I think the idea of the avantgarde is a misleading one. Many artists think, that by claiming to be avantgardistic, they will forever be at the forefront of the revolutions to come. But the past view years have shown us, that revolutions can as well attempt to topple the system that enables artistic liberties. Take the surge of far-right groups in Europe or radical jihadist groups like the Islamic State. In both cases, very little liberties are granted, yet the tools and aesthetics implemented are quite often extremely modern and highly appealing.
When attempting a critical look at the relationship between aesthetics and power, I would like to talk about the jihadist propaganda and how it has changed over the last couple of years. While trying to captivate a mostly young and mostly male audience, propagandists, working for the Islamic State, always presented themselves as a resistance force to a decadent west. At the same time though, many of their productions look almost like footage from Hollywood or music videos. Yelling “death to the west” in a video on YouTube is weird in of itself.

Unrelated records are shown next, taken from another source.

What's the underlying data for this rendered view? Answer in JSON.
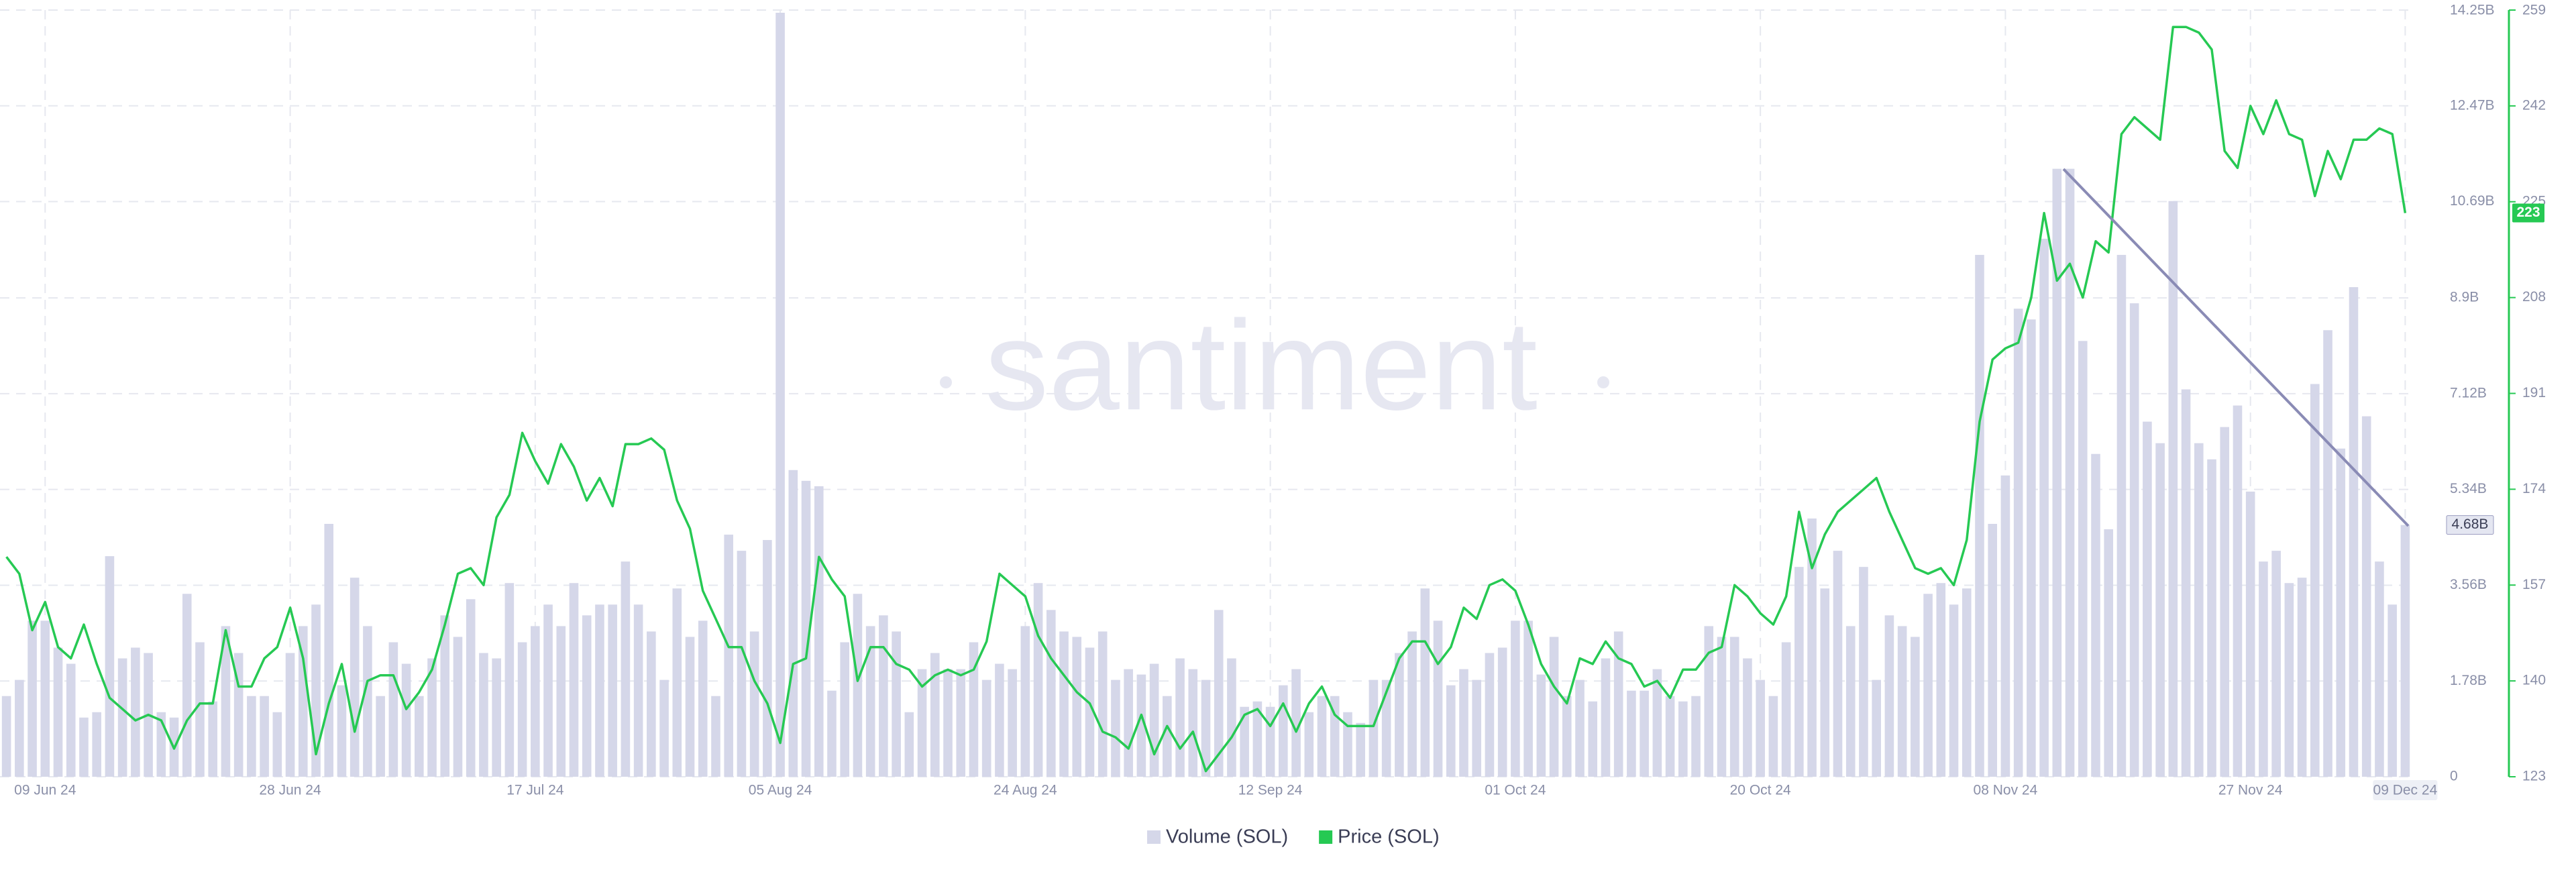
{
  "chart_data": {
    "type": "combo",
    "watermark": "santiment",
    "categories": [
      null,
      null,
      null,
      "09 Jun 24",
      null,
      null,
      null,
      null,
      null,
      null,
      null,
      null,
      null,
      null,
      null,
      null,
      null,
      null,
      null,
      null,
      null,
      null,
      "28 Jun 24",
      null,
      null,
      null,
      null,
      null,
      null,
      null,
      null,
      null,
      null,
      null,
      null,
      null,
      null,
      null,
      null,
      null,
      null,
      "17 Jul 24",
      null,
      null,
      null,
      null,
      null,
      null,
      null,
      null,
      null,
      null,
      null,
      null,
      null,
      null,
      null,
      null,
      null,
      null,
      "05 Aug 24",
      null,
      null,
      null,
      null,
      null,
      null,
      null,
      null,
      null,
      null,
      null,
      null,
      null,
      null,
      null,
      null,
      null,
      null,
      "24 Aug 24",
      null,
      null,
      null,
      null,
      null,
      null,
      null,
      null,
      null,
      null,
      null,
      null,
      null,
      null,
      null,
      null,
      null,
      null,
      "12 Sep 24",
      null,
      null,
      null,
      null,
      null,
      null,
      null,
      null,
      null,
      null,
      null,
      null,
      null,
      null,
      null,
      null,
      null,
      null,
      "01 Oct 24",
      null,
      null,
      null,
      null,
      null,
      null,
      null,
      null,
      null,
      null,
      null,
      null,
      null,
      null,
      null,
      null,
      null,
      null,
      "20 Oct 24",
      null,
      null,
      null,
      null,
      null,
      null,
      null,
      null,
      null,
      null,
      null,
      null,
      null,
      null,
      null,
      null,
      null,
      null,
      "08 Nov 24",
      null,
      null,
      null,
      null,
      null,
      null,
      null,
      null,
      null,
      null,
      null,
      null,
      null,
      null,
      null,
      null,
      null,
      null,
      "27 Nov 24",
      null,
      null,
      null,
      null,
      null,
      null,
      null,
      null,
      null,
      null,
      null,
      "09 Dec 24"
    ],
    "series": [
      {
        "name": "Volume (SOL)",
        "type": "bar",
        "color": "#d5d7e9",
        "axis": "y",
        "current_label": "4.68B",
        "values": [
          1.5,
          1.8,
          2.9,
          2.9,
          2.4,
          2.1,
          1.1,
          1.2,
          4.1,
          2.2,
          2.4,
          2.3,
          1.2,
          1.1,
          3.4,
          2.5,
          1.4,
          2.8,
          2.3,
          1.5,
          1.5,
          1.2,
          2.3,
          2.8,
          3.2,
          4.7,
          1.7,
          3.7,
          2.8,
          1.5,
          2.5,
          2.1,
          1.5,
          2.2,
          3.0,
          2.6,
          3.3,
          2.3,
          2.2,
          3.6,
          2.5,
          2.8,
          3.2,
          2.8,
          3.6,
          3.0,
          3.2,
          3.2,
          4.0,
          3.2,
          2.7,
          1.8,
          3.5,
          2.6,
          2.9,
          1.5,
          4.5,
          4.2,
          2.7,
          4.4,
          14.2,
          5.7,
          5.5,
          5.4,
          1.6,
          2.5,
          3.4,
          2.8,
          3.0,
          2.7,
          1.2,
          2.0,
          2.3,
          2.0,
          2.0,
          2.5,
          1.8,
          2.1,
          2.0,
          2.8,
          3.6,
          3.1,
          2.7,
          2.6,
          2.4,
          2.7,
          1.8,
          2.0,
          1.9,
          2.1,
          1.5,
          2.2,
          2.0,
          1.8,
          3.1,
          2.2,
          1.3,
          1.4,
          1.3,
          1.7,
          2.0,
          1.2,
          1.5,
          1.5,
          1.2,
          1.0,
          1.8,
          1.8,
          2.3,
          2.7,
          3.5,
          2.9,
          1.7,
          2.0,
          1.8,
          2.3,
          2.4,
          2.9,
          2.9,
          1.9,
          2.6,
          1.5,
          1.8,
          1.4,
          2.2,
          2.7,
          1.6,
          1.6,
          2.0,
          1.5,
          1.4,
          1.5,
          2.8,
          2.6,
          2.6,
          2.2,
          1.8,
          1.5,
          2.5,
          3.9,
          4.8,
          3.5,
          4.2,
          2.8,
          3.9,
          1.8,
          3.0,
          2.8,
          2.6,
          3.4,
          3.6,
          3.2,
          3.5,
          9.7,
          4.7,
          5.6,
          8.7,
          8.5,
          10.0,
          11.3,
          11.3,
          8.1,
          6.0,
          4.6,
          9.7,
          8.8,
          6.6,
          6.2,
          10.7,
          7.2,
          6.2,
          5.9,
          6.5,
          6.9,
          5.3,
          4.0,
          4.2,
          3.6,
          3.7,
          7.3,
          8.3,
          6.1,
          9.1,
          6.7,
          4.0,
          3.2,
          4.68
        ]
      },
      {
        "name": "Price (SOL)",
        "type": "line",
        "color": "#26c953",
        "axis": "y2",
        "values": [
          162,
          159,
          149,
          154,
          146,
          144,
          150,
          143,
          137,
          135,
          133,
          134,
          133,
          128,
          133,
          136,
          136,
          149,
          139,
          139,
          144,
          146,
          153,
          144,
          127,
          136,
          143,
          131,
          140,
          141,
          141,
          135,
          138,
          142,
          150,
          159,
          160,
          157,
          169,
          173,
          184,
          179,
          175,
          182,
          178,
          172,
          176,
          171,
          182,
          182,
          183,
          181,
          172,
          167,
          156,
          151,
          146,
          146,
          140,
          136,
          129,
          143,
          144,
          162,
          158,
          155,
          140,
          146,
          146,
          143,
          142,
          139,
          141,
          142,
          141,
          142,
          147,
          159,
          157,
          155,
          148,
          144,
          141,
          138,
          136,
          131,
          130,
          128,
          134,
          127,
          132,
          128,
          131,
          124,
          127,
          130,
          134,
          135,
          132,
          136,
          131,
          136,
          139,
          134,
          132,
          132,
          132,
          138,
          144,
          147,
          147,
          143,
          146,
          153,
          151,
          157,
          158,
          156,
          150,
          143,
          139,
          136,
          144,
          143,
          147,
          144,
          143,
          139,
          140,
          137,
          142,
          142,
          145,
          146,
          157,
          155,
          152,
          150,
          155,
          170,
          160,
          166,
          170,
          172,
          174,
          176,
          170,
          165,
          160,
          159,
          160,
          157,
          165,
          186,
          197,
          199,
          200,
          208,
          223,
          211,
          214,
          208,
          218,
          216,
          237,
          240,
          238,
          236,
          256,
          256,
          255,
          252,
          234,
          231,
          242,
          237,
          243,
          237,
          236,
          226,
          234,
          229,
          236,
          236,
          238,
          237,
          223
        ]
      }
    ],
    "ylim": [
      0,
      14.25
    ],
    "yticks": [
      0,
      {
        "value": 1.78,
        "label": "1.78B"
      },
      {
        "value": 3.56,
        "label": "3.56B"
      },
      {
        "value": 5.34,
        "label": "5.34B"
      },
      {
        "value": 7.12,
        "label": "7.12B"
      },
      {
        "value": 8.9,
        "label": "8.9B"
      },
      {
        "value": 10.69,
        "label": "10.69B"
      },
      {
        "value": 12.47,
        "label": "12.47B"
      },
      {
        "value": 14.25,
        "label": "14.25B"
      }
    ],
    "y2lim": [
      123,
      259
    ],
    "y2ticks": [
      123,
      140,
      157,
      174,
      191,
      208,
      225,
      242,
      259
    ],
    "grid": true,
    "legend": "bottom"
  }
}
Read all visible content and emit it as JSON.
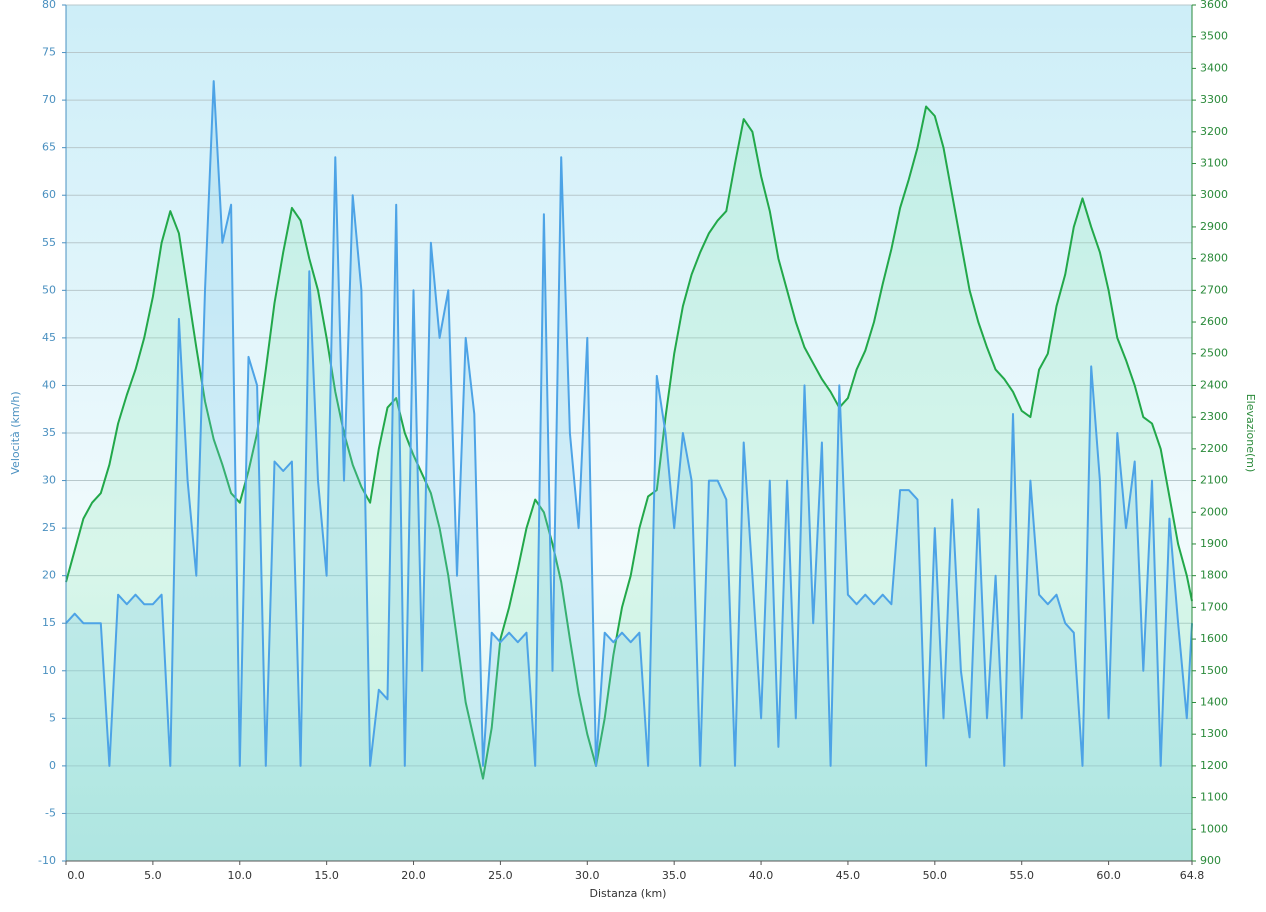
{
  "chart_data": {
    "type": "line",
    "x_label": "Distanza  (km)",
    "y_label": "Velocità (km/h)",
    "y2_label": "Elevazione(m)",
    "x": [
      0,
      0.5,
      1,
      1.5,
      2,
      2.5,
      3,
      3.5,
      4,
      4.5,
      5,
      5.5,
      6,
      6.5,
      7,
      7.5,
      8,
      8.5,
      9,
      9.5,
      10,
      10.5,
      11,
      11.5,
      12,
      12.5,
      13,
      13.5,
      14,
      14.5,
      15,
      15.5,
      16,
      16.5,
      17,
      17.5,
      18,
      18.5,
      19,
      19.5,
      20,
      20.5,
      21,
      21.5,
      22,
      22.5,
      23,
      23.5,
      24,
      24.5,
      25,
      25.5,
      26,
      26.5,
      27,
      27.5,
      28,
      28.5,
      29,
      29.5,
      30,
      30.5,
      31,
      31.5,
      32,
      32.5,
      33,
      33.5,
      34,
      34.5,
      35,
      35.5,
      36,
      36.5,
      37,
      37.5,
      38,
      38.5,
      39,
      39.5,
      40,
      40.5,
      41,
      41.5,
      42,
      42.5,
      43,
      43.5,
      44,
      44.5,
      45,
      45.5,
      46,
      46.5,
      47,
      47.5,
      48,
      48.5,
      49,
      49.5,
      50,
      50.5,
      51,
      51.5,
      52,
      52.5,
      53,
      53.5,
      54,
      54.5,
      55,
      55.5,
      56,
      56.5,
      57,
      57.5,
      58,
      58.5,
      59,
      59.5,
      60,
      60.5,
      61,
      61.5,
      62,
      62.5,
      63,
      63.5,
      64,
      64.5,
      64.8
    ],
    "series": [
      {
        "name": "Velocità",
        "color": "#4da3e6",
        "values": [
          15,
          16,
          15,
          15,
          15,
          0,
          18,
          17,
          18,
          17,
          17,
          18,
          0,
          47,
          30,
          20,
          50,
          72,
          55,
          59,
          0,
          43,
          40,
          0,
          32,
          31,
          32,
          0,
          52,
          30,
          20,
          64,
          30,
          60,
          50,
          0,
          8,
          7,
          59,
          0,
          50,
          10,
          55,
          45,
          50,
          20,
          45,
          37,
          0,
          14,
          13,
          14,
          13,
          14,
          0,
          58,
          10,
          64,
          35,
          25,
          45,
          0,
          14,
          13,
          14,
          13,
          14,
          0,
          41,
          35,
          25,
          35,
          30,
          0,
          30,
          30,
          28,
          0,
          34,
          20,
          5,
          30,
          2,
          30,
          5,
          40,
          15,
          34,
          0,
          40,
          18,
          17,
          18,
          17,
          18,
          17,
          29,
          29,
          28,
          0,
          25,
          5,
          28,
          10,
          3,
          27,
          5,
          20,
          0,
          37,
          5,
          30,
          18,
          17,
          18,
          15,
          14,
          0,
          42,
          30,
          5,
          35,
          25,
          32,
          10,
          30,
          0,
          26,
          15,
          5,
          15
        ]
      },
      {
        "name": "Elevazione",
        "color": "#22a84a",
        "axis": "y2",
        "values": [
          1780,
          1880,
          1980,
          2030,
          2060,
          2150,
          2280,
          2370,
          2450,
          2550,
          2680,
          2850,
          2950,
          2880,
          2700,
          2520,
          2350,
          2230,
          2150,
          2060,
          2030,
          2130,
          2250,
          2450,
          2660,
          2820,
          2960,
          2920,
          2800,
          2700,
          2550,
          2380,
          2250,
          2150,
          2080,
          2030,
          2200,
          2330,
          2360,
          2250,
          2180,
          2120,
          2060,
          1950,
          1800,
          1600,
          1400,
          1280,
          1160,
          1320,
          1600,
          1700,
          1820,
          1950,
          2040,
          2000,
          1900,
          1780,
          1600,
          1430,
          1300,
          1200,
          1350,
          1550,
          1700,
          1800,
          1950,
          2050,
          2070,
          2300,
          2500,
          2650,
          2750,
          2820,
          2880,
          2920,
          2950,
          3100,
          3240,
          3200,
          3060,
          2950,
          2800,
          2700,
          2600,
          2520,
          2470,
          2420,
          2380,
          2330,
          2360,
          2450,
          2510,
          2600,
          2720,
          2830,
          2960,
          3050,
          3150,
          3280,
          3250,
          3150,
          3000,
          2850,
          2700,
          2600,
          2520,
          2450,
          2420,
          2380,
          2320,
          2300,
          2450,
          2500,
          2650,
          2750,
          2900,
          2990,
          2900,
          2820,
          2700,
          2550,
          2480,
          2400,
          2300,
          2280,
          2200,
          2050,
          1900,
          1800,
          1720
        ]
      }
    ],
    "xlim": [
      0,
      64.8
    ],
    "xticks": [
      {
        "value": 0,
        "label": "0.0"
      },
      {
        "value": 5,
        "label": "5.0"
      },
      {
        "value": 10,
        "label": "10.0"
      },
      {
        "value": 15,
        "label": "15.0"
      },
      {
        "value": 20,
        "label": "20.0"
      },
      {
        "value": 25,
        "label": "25.0"
      },
      {
        "value": 30,
        "label": "30.0"
      },
      {
        "value": 35,
        "label": "35.0"
      },
      {
        "value": 40,
        "label": "40.0"
      },
      {
        "value": 45,
        "label": "45.0"
      },
      {
        "value": 50,
        "label": "50.0"
      },
      {
        "value": 55,
        "label": "55.0"
      },
      {
        "value": 60,
        "label": "60.0"
      },
      64.8
    ],
    "ylim": [
      -10,
      80
    ],
    "yticks": [
      -10,
      -5,
      0,
      5,
      10,
      15,
      20,
      25,
      30,
      35,
      40,
      45,
      50,
      55,
      60,
      65,
      70,
      75,
      80
    ],
    "y2lim": [
      900,
      3600
    ],
    "y2ticks": [
      900,
      1000,
      1100,
      1200,
      1300,
      1400,
      1500,
      1600,
      1700,
      1800,
      1900,
      2000,
      2100,
      2200,
      2300,
      2400,
      2500,
      2600,
      2700,
      2800,
      2900,
      3000,
      3100,
      3200,
      3300,
      3400,
      3500,
      3600
    ],
    "grid": true
  }
}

Killing people in Full HD to generate more clicks, or blowing yourself up, so the video goes viral, shows the importance given to the online audience. And maybe they have understood the mechanisms of these networks better than others.
Right wing groups do similar things, with a comparably level of success. How often was the video of the terrorist attack in Christchurch reuploaded in the first 24 hours? 1.5 million times or so? Reuploads – not views!
What role could artists play in countering these developments? Resistance was frequently defined as a resistance against the prevalent ideology within society. But now we might need to alter our role. Maybe now, we must resist those that are resisting the society we are already living in. Maybe we need to become counterrevolutionaries. A strange thought.